What value on a happy, healthy workforce?

Posted by Laura Mattin on November 27, 2013

Two news stories with a common theme caught my eye this week – both related to employee health and well-being.
Firstly, Panorama’s expose about the experience of a warehouse ‘picker’ at one of Amazon’s enormous storage facilities in South Wales. I guess, like many people, I have often absent-mindedly wondered at the logistical operation that must go on behind the scenes of the online retail giant – usually this happens after I have managed to purchase a selection of completely random items with ‘one click’ and have them turn up at my doorstep just a couple of days later (I think a recent Amazon basket of mine held some tap shoes, a book, a fancy-dress costume and a cycle helmet!).

Having said this, I have usually considered it all from the operational business point of view, rather than the employees’. The BBC programme reminded me that, no matter how much system and process is put into an organisation to manage work, ultimately it is human beings who have to interact with that process and technology. And that can often be where the whole thing starts to fall down. The programme painted a rather uncomplimentary picture of how Amazon manages this process, with suggestions of un-due pressure, unreasonable targets and excessive physical work – all controlled by a faceless handheld device. Of course, we can’t know whether this depiction was accurate or indicative of how workers feel throughout that company, but it did make me question at what cost was I getting my cheap, efficient Christmas shopping experience?

In sharp contrast, the second news story (although with no relevance to mobile technology or systems), showed how an organisation’s image can be enhanced by the perception that it is doing right by its staff. After a shocking collapse in the first Ashes test in Australia, England batsman Jonathan Trott returned to the UK to recover from a stress-related condition. The dignity with which Trott’s superiors and colleagues discussed this decision and the support they offered left me feeling that things have really come a long way since the bad-old days when people under pressure at work were left (or told) to ‘get on with it’ and expected to carry on without making a fuss. The ECB and its representatives created the impression that the health and well-being of their people is their top priority; a claim that was made by Amazon in the Panorama documentary, but far less convincingly demonstrated.

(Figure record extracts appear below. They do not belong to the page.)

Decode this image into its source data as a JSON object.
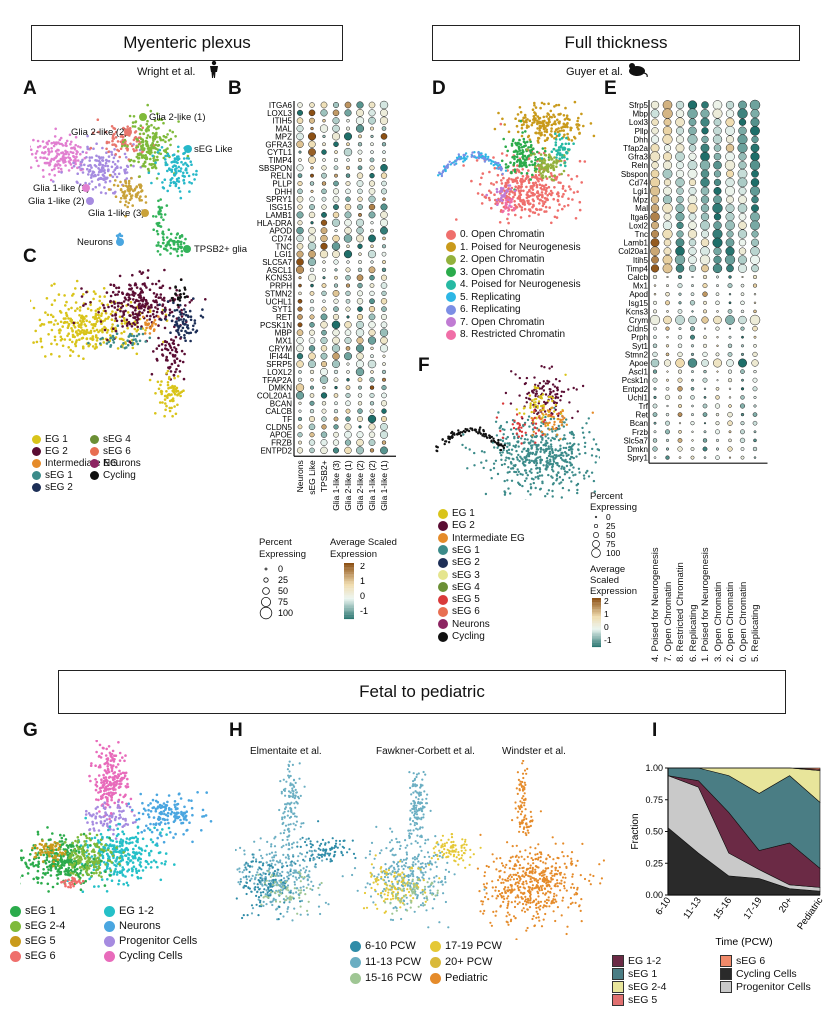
{
  "banners": {
    "myenteric": "Myenteric plexus",
    "full": "Full thickness",
    "fetal": "Fetal to pediatric"
  },
  "citations": {
    "wright": "Wright et al.",
    "guyer": "Guyer et al.",
    "elmentaite": "Elmentaite et al.",
    "fawkner": "Fawkner-Corbett et al.",
    "windster": "Windster et al."
  },
  "panel_letters": [
    "A",
    "B",
    "C",
    "D",
    "E",
    "F",
    "G",
    "H",
    "I"
  ],
  "panelA": {
    "labels": [
      "Glia 2-like (1)",
      "Glia 2-like (2)",
      "sEG Like",
      "Glia 1-like (1)",
      "Glia 1-like (2)",
      "Glia 1-like (3)",
      "Neurons",
      "TPSB2+ glia"
    ],
    "colors": [
      "#7fba3a",
      "#e8766d",
      "#27b8c9",
      "#e17fd0",
      "#a68be0",
      "#c9a239",
      "#4aa6e0",
      "#33b35a"
    ]
  },
  "panelB": {
    "genes": [
      "ITGA6",
      "LOXL3",
      "ITIH5",
      "MAL",
      "MPZ",
      "GFRA3",
      "CYTL1",
      "TIMP4",
      "SBSPON",
      "RELN",
      "PLLP",
      "DHH",
      "SPRY1",
      "ISG15",
      "LAMB1",
      "HLA-DRA",
      "APOD",
      "CD74",
      "TNC",
      "LGI1",
      "SLC5A7",
      "ASCL1",
      "KCNS3",
      "PRPH",
      "STMN2",
      "UCHL1",
      "SYT1",
      "RET",
      "PCSK1N",
      "MBP",
      "MX1",
      "CRYM",
      "IFI44L",
      "SFRP5",
      "LOXL2",
      "TFAP2A",
      "DMKN",
      "COL20A1",
      "BCAN",
      "CALCB",
      "TF",
      "CLDN5",
      "APOE",
      "FRZB",
      "ENTPD2"
    ],
    "clusters": [
      "Neurons",
      "sEG Like",
      "TPSB2+",
      "Glia 1-like (3)",
      "Glia 2-like (1)",
      "Glia 2-like (2)",
      "Glia 1-like (2)",
      "Glia 1-like (1)"
    ],
    "legend_size_title": "Percent\nExpressing",
    "legend_size_values": [
      "0",
      "25",
      "50",
      "75",
      "100"
    ],
    "legend_color_title": "Average Scaled\nExpression",
    "legend_color_ticks": [
      "2",
      "1",
      "0",
      "-1"
    ]
  },
  "panelC": {
    "legend": [
      {
        "label": "EG 1",
        "color": "#d9c41a"
      },
      {
        "label": "EG 2",
        "color": "#5a0d33"
      },
      {
        "label": "Intermediate EG",
        "color": "#e58b2a"
      },
      {
        "label": "sEG 1",
        "color": "#3c8b8a"
      },
      {
        "label": "sEG 2",
        "color": "#1d2f57"
      },
      {
        "label": "sEG 4",
        "color": "#6b8f35"
      },
      {
        "label": "sEG 6",
        "color": "#e86f52"
      },
      {
        "label": "Neurons",
        "color": "#8c2461"
      },
      {
        "label": "Cycling",
        "color": "#111111"
      }
    ]
  },
  "panelD": {
    "legend": [
      {
        "label": "0. Open Chromatin",
        "color": "#ef6f6c"
      },
      {
        "label": "1. Poised for Neurogenesis",
        "color": "#c99a1b"
      },
      {
        "label": "2. Open Chromatin",
        "color": "#93b13c"
      },
      {
        "label": "3. Open Chromatin",
        "color": "#2bab4b"
      },
      {
        "label": "4. Poised for Neurogenesis",
        "color": "#26b9a3"
      },
      {
        "label": "5. Replicating",
        "color": "#2db6e5"
      },
      {
        "label": "6. Replicating",
        "color": "#7c8ee5"
      },
      {
        "label": "7. Open Chromatin",
        "color": "#c07bd3"
      },
      {
        "label": "8. Restricted Chromatin",
        "color": "#f06ea7"
      }
    ]
  },
  "panelE": {
    "genes": [
      "Sfrp5",
      "Mbp",
      "Loxl3",
      "Pllp",
      "Dhh",
      "Tfap2a",
      "Gfra3",
      "Reln",
      "Sbspon",
      "Cd74",
      "Lgi1",
      "Mpz",
      "Mal",
      "Itga6",
      "Loxl2",
      "Tnc",
      "Lamb1",
      "Col20a1",
      "Itih5",
      "Timp4",
      "Calcb",
      "Mx1",
      "Apod",
      "Isg15",
      "Kcns3",
      "Crym",
      "Cldn5",
      "Prph",
      "Syt1",
      "Stmn2",
      "Apoe",
      "Ascl1",
      "Pcsk1n",
      "Entpd2",
      "Uchl1",
      "Trf",
      "Ret",
      "Bcan",
      "Frzb",
      "Slc5a7",
      "Dmkn",
      "Spry1"
    ],
    "clusters": [
      "4. Poised for Neurogenesis",
      "7. Open Chromatin",
      "8. Restricted Chromatin",
      "6. Replicating",
      "1. Poised for Neurogenesis",
      "3. Open Chromatin",
      "2. Open Chromatin",
      "0. Open Chromatin",
      "5. Replicating"
    ]
  },
  "panelF": {
    "legend": [
      {
        "label": "EG 1",
        "color": "#d9c41a"
      },
      {
        "label": "EG 2",
        "color": "#5a0d33"
      },
      {
        "label": "Intermediate EG",
        "color": "#e58b2a"
      },
      {
        "label": "sEG 1",
        "color": "#3c8b8a"
      },
      {
        "label": "sEG 2",
        "color": "#1d2f57"
      },
      {
        "label": "sEG 3",
        "color": "#e5e58e"
      },
      {
        "label": "sEG 4",
        "color": "#6b8f35"
      },
      {
        "label": "sEG 5",
        "color": "#d93a3a"
      },
      {
        "label": "sEG 6",
        "color": "#e86f52"
      },
      {
        "label": "Neurons",
        "color": "#8c2461"
      },
      {
        "label": "Cycling",
        "color": "#111111"
      }
    ],
    "size_title": "Percent\nExpressing",
    "size_values": [
      "0",
      "25",
      "50",
      "75",
      "100"
    ],
    "color_title": "Average\nScaled\nExpression",
    "color_ticks": [
      "2",
      "1",
      "0",
      "-1"
    ]
  },
  "panelG": {
    "legend": [
      {
        "label": "sEG 1",
        "color": "#2bab4b"
      },
      {
        "label": "sEG 2-4",
        "color": "#7fba3a"
      },
      {
        "label": "sEG 5",
        "color": "#c99a1b"
      },
      {
        "label": "sEG 6",
        "color": "#ef6f6c"
      },
      {
        "label": "EG 1-2",
        "color": "#25c0c8"
      },
      {
        "label": "Neurons",
        "color": "#4aa6e0"
      },
      {
        "label": "Progenitor Cells",
        "color": "#a68be0"
      },
      {
        "label": "Cycling Cells",
        "color": "#e86bbb"
      }
    ]
  },
  "panelH": {
    "legend": [
      {
        "label": "6-10 PCW",
        "color": "#2f8ca8"
      },
      {
        "label": "17-19 PCW",
        "color": "#e5c836"
      },
      {
        "label": "11-13 PCW",
        "color": "#6aaec2"
      },
      {
        "label": "20+ PCW",
        "color": "#d9b93a"
      },
      {
        "label": "15-16 PCW",
        "color": "#9fc694"
      },
      {
        "label": "Pediatric",
        "color": "#e58b2a"
      }
    ]
  },
  "chart_data": {
    "type": "area",
    "title": "",
    "xlabel": "Time (PCW)",
    "ylabel": "Fraction",
    "categories": [
      "6-10",
      "11-13",
      "15-16",
      "17-19",
      "20+",
      "Pediatric"
    ],
    "ylim": [
      0,
      1
    ],
    "yticks": [
      "0.00",
      "0.25",
      "0.50",
      "0.75",
      "1.00"
    ],
    "series": [
      {
        "name": "Cycling Cells",
        "color": "#2a2a2a",
        "values": [
          0.53,
          0.33,
          0.15,
          0.13,
          0.05,
          0.03
        ]
      },
      {
        "name": "Progenitor Cells",
        "color": "#c9c9c9",
        "values": [
          0.41,
          0.52,
          0.18,
          0.07,
          0.03,
          0.03
        ]
      },
      {
        "name": "EG 1-2",
        "color": "#6b2a45",
        "values": [
          0.0,
          0.05,
          0.32,
          0.15,
          0.33,
          0.15
        ]
      },
      {
        "name": "sEG 1",
        "color": "#4a7d84",
        "values": [
          0.06,
          0.1,
          0.29,
          0.45,
          0.53,
          0.52
        ]
      },
      {
        "name": "sEG 2-4",
        "color": "#e8e59b",
        "values": [
          0.0,
          0.0,
          0.06,
          0.2,
          0.06,
          0.25
        ]
      },
      {
        "name": "sEG 5",
        "color": "#e07070",
        "values": [
          0.0,
          0.0,
          0.0,
          0.0,
          0.0,
          0.01
        ]
      },
      {
        "name": "sEG 6",
        "color": "#f08a6a",
        "values": [
          0.0,
          0.0,
          0.0,
          0.0,
          0.0,
          0.01
        ]
      }
    ],
    "legend": [
      "EG 1-2",
      "sEG 1",
      "sEG 2-4",
      "sEG 5",
      "sEG 6",
      "Cycling Cells",
      "Progenitor Cells"
    ]
  }
}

These two cases, in some ways, can’t be compared – involving totally different industries, people and circumstances. However, together, I think they have some relevance to the ways in which we can think about a workforce management programme:

  • Regardless of process and technology, performance management is still about dealing with individual people, some of whom will react to the processes, technologies and other pressures in different ways. Of course you need processes when dealing with large numbers of staff, but any attempts that the organisation can make to adapt its behaviour and communications to take account of individuals will be appreciated by the workforce.
  • Workforce management systems can provide invaluable management information – but this information should be used primarily to improve processes, not as ammunition with which to target employees; even if there is no intention on the part of the organisation to do this, change management should address the employees’ fears.
  • Explaining to employees what value the system and devices bring to the organisation is important if you want them to use the technology effectively. In the Amazon example, the worker was heard saying that the organisation “obviously don’t trust me to use my own brain”; the benefits of the change need to be made clear to everyone involved, not just from the business’s perspective
  • Listening and responding to feedback from employees is vital if the organisation wants to understand what the working experience is really like; Amazon may be demonstrating that it’s possible to have quite a different customer experience and employee experience, but that isn’t something that a genuinely forward-thinking organisation would aspire to

There’s no doubt that process and technology have been key drivers to Amazon’s incredible success so far, but it’s likely they will have to pay a bit more attention to their employees’ experience if they want to continue being seen as a go-to brand by the British consumer. Well done to the ECB and its people for doing just that.